Marc Antoine Archer [1]
Soumis à AlterPresse le 28 février 2007
« Si vous ne savez pas dans quelle direction aller, n’importe quel chemin fera l’affaire. »
Lewis Caroll
Il n’est ni facile ni aisé d’écrire sur la situation énergétique d’Haïti, sur les préoccupations énergétiques qui devraient occuper en permanence l’esprit des élites du pays, c’est-à-dire, des décideurs, des « faiseurs de politique », des « acteurs de l’économie », des « parleurs de culture ». Quoique difficile, je crois cependant que ce « travail d’écriture » est un travail pédagogique nécessaire à effectuer pour informer, former et mentaliser notre société sur l’ampleur et la gravité des problèmes énergétiques du pays. Il mérite donc d’être fait. En plus, certains événements m’ont poussé à réagir pour me forcer à travailler dans ce sens :
1- La conférence des bailleurs de fonds, à Madrid, le mois de novembre dernier, (concrètement du 28 au 30 novembre 2006), ce qui m’a permis d’observer la gravité du dénuement d’Haïti au niveau infrastructurel.

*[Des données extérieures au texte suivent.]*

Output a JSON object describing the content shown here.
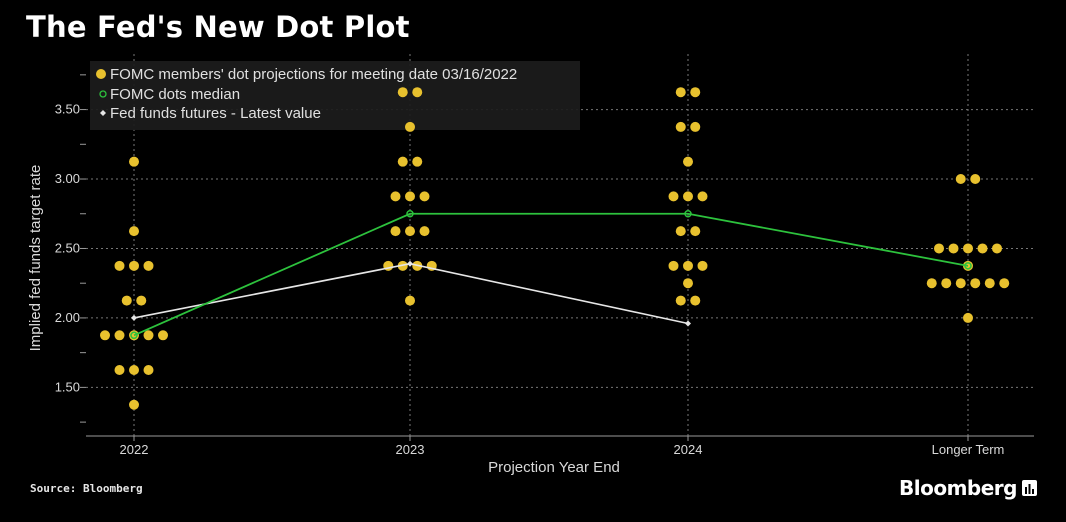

2- L’intervention du Président des Etats-Unis d’Amérique lors de son discours sur l’état de l’Union (2007). Après avoir analysé les perspectives énergétiques mondiales, il insista sur l’obligation pour les Etats-Unis de réduire sa consommation énergétique. Il soutint que l’utilisation de l’énergie solaire et de l’énergie nucléaire devrait être un fait aux Etats-Unis et que leur apport à la contribution énergétique devrait être d’au moins 20% du total. L’utilisation des biocombustibles devrait aussi permettre de diminuer la pression sur les combustibles fossiles.
3- Les préoccupations de l’Union Européenne qui apprécie de plus en plus son degré de vulnérabilité énergétique et semble vouloir se lancer vers la re-nucléarisation de sa génération électrique ainsi que la consolidation de son potentiel en Énergies Renouvelables.
Cela m’a conduit aussi à vouloir insister à nouveau non seulement sur les options possibles qui peuvent permettre d’obtenir la satisfaction des besoins énergétiques (globaux) en Haïti mais aussi sur l’effet causé sur nos structures de fonctionnement, par les paramètres fondamentaux de la géopolitique de l’énergie, à savoir :
1- La sécurité de l’approvisionnement (satisfaction politique et économique des besoins).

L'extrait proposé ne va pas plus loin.